最後になりましたが、先日東京新橋の香川・愛媛せとうち旬彩館にお越し下さった皆さま、ありがとうございました。3日間の出店でしたが、豊島レモンを多くの方々に知って頂き、いつも豊島レモンを応援して下さっている方々にもお会いできて、とても充実した時間を過ごすことができました。機会があれば、また採りたてレモンと加工品を持って、レモン好きの皆さまとお会いできればと思います。

2018年08月15日

恵みの雨

本日、やっと豊島にも恵みの雨が降り注ぎました。猛暑が続く中、二週間以上全く雨が降らず、レモンの葉が乾燥で巻き始めていたところでした。

今年は今までにない凶作で、多くの花が結実せずに落ちてしまいました。特に凍傷被害を受けたレモン畑の実は数える程で、僅かでも収穫できることのありがたさを改めて感じています。

冬に凍傷で枯れてしまったレモンは、樹上で干からびて真っ黒になりました。来シーズンは寒波が来ませんように・・・と祈りつつ、枯れた枝を除去しています。
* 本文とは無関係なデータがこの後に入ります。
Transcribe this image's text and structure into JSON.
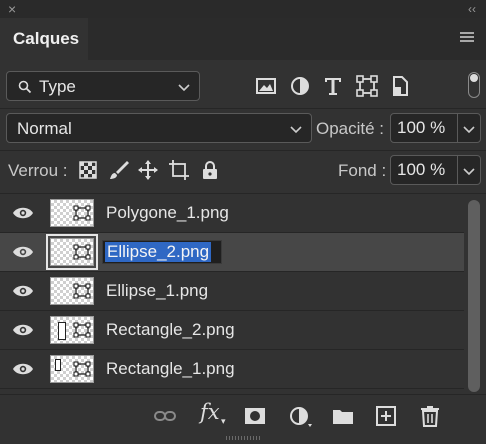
{
  "window": {
    "close_glyph": "×",
    "collapse_glyph": "‹‹"
  },
  "panel": {
    "tab_title": "Calques",
    "menu_icon": "panel-menu-icon"
  },
  "filter": {
    "search_label": "Type",
    "icons": [
      "image-filter-icon",
      "adjustment-filter-icon",
      "type-filter-icon",
      "shape-filter-icon",
      "smart-object-filter-icon"
    ],
    "toggle_on": true
  },
  "blend": {
    "mode": "Normal",
    "opacity_label": "Opacité :",
    "opacity_value": "100 %"
  },
  "lock": {
    "label": "Verrou :",
    "icons": [
      "lock-transparent-pixels-icon",
      "lock-image-pixels-icon",
      "lock-position-icon",
      "lock-artboard-icon",
      "lock-all-icon"
    ],
    "fill_label": "Fond :",
    "fill_value": "100 %"
  },
  "layers": [
    {
      "name": "Polygone_1.png",
      "visible": true,
      "selected": false,
      "editing": false
    },
    {
      "name": "Ellipse_2.png",
      "visible": true,
      "selected": true,
      "editing": true
    },
    {
      "name": "Ellipse_1.png",
      "visible": true,
      "selected": false,
      "editing": false
    },
    {
      "name": "Rectangle_2.png",
      "visible": true,
      "selected": false,
      "editing": false
    },
    {
      "name": "Rectangle_1.png",
      "visible": true,
      "selected": false,
      "editing": false
    }
  ],
  "bottom_toolbar": [
    "link-layers-icon",
    "fx-icon",
    "add-mask-icon",
    "adjustment-layer-icon",
    "new-group-icon",
    "new-layer-icon",
    "delete-layer-icon"
  ],
  "fx_text": "fx",
  "colors": {
    "panel_bg": "#323232",
    "selection_bg": "#474747",
    "text_highlight": "#2f68c4"
  }
}
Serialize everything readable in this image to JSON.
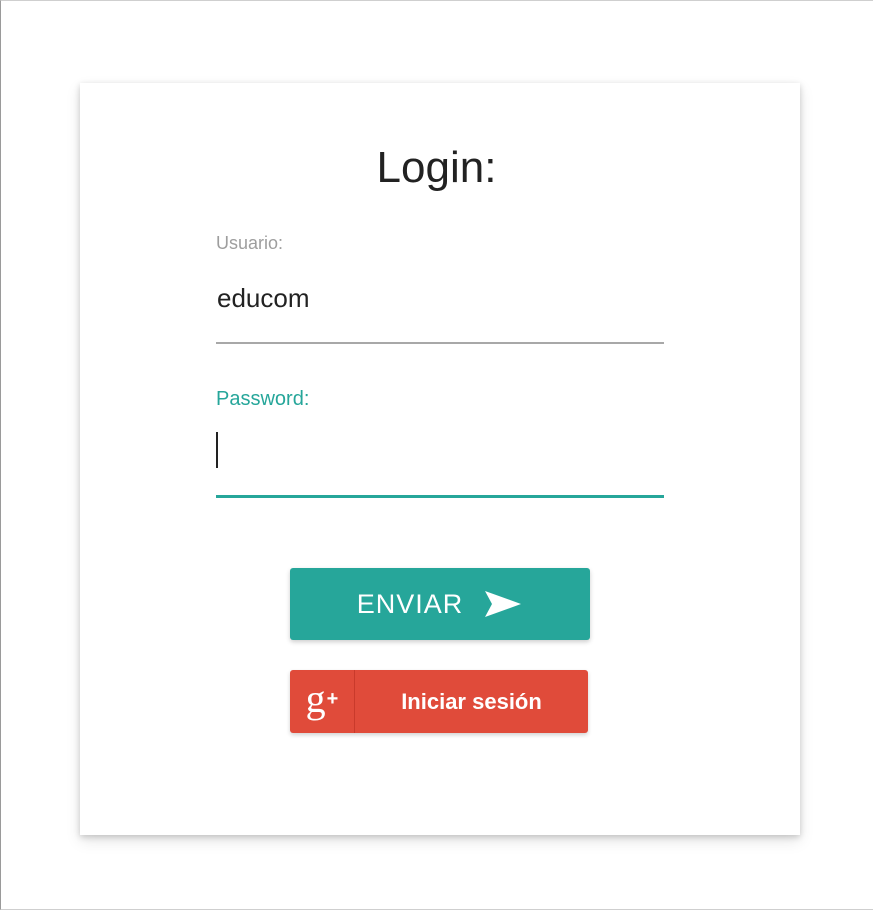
{
  "login": {
    "title": "Login:",
    "username": {
      "label": "Usuario:",
      "value": "educom"
    },
    "password": {
      "label": "Password:",
      "value": ""
    },
    "send_button": {
      "label": "ENVIAR",
      "icon": "send-icon"
    },
    "google_button": {
      "icon": "google-plus-icon",
      "icon_text": "g",
      "icon_plus": "+",
      "label": "Iniciar sesión"
    }
  },
  "colors": {
    "accent": "#26a69a",
    "google": "#e04b3a",
    "label_gray": "#9e9e9e",
    "text": "#222222"
  }
}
今年はカミキリムシの枝の食害をよく見かけます。カミキリムシは放っておくと幹に穴をあけて産卵し、幼虫は幹の中を食い荒らして樹を枯らしてしまいます。この昆虫だけは見つけ次第捕殺するのですが、レモン畑を囲む山からも飛来するので、捕りきることは不可能です。レモンの樹が樹勢を強く保つことができれば、このような被害は減るそうなので、樹が元気になるようにこれからもお手伝いを頑張りたいと思います。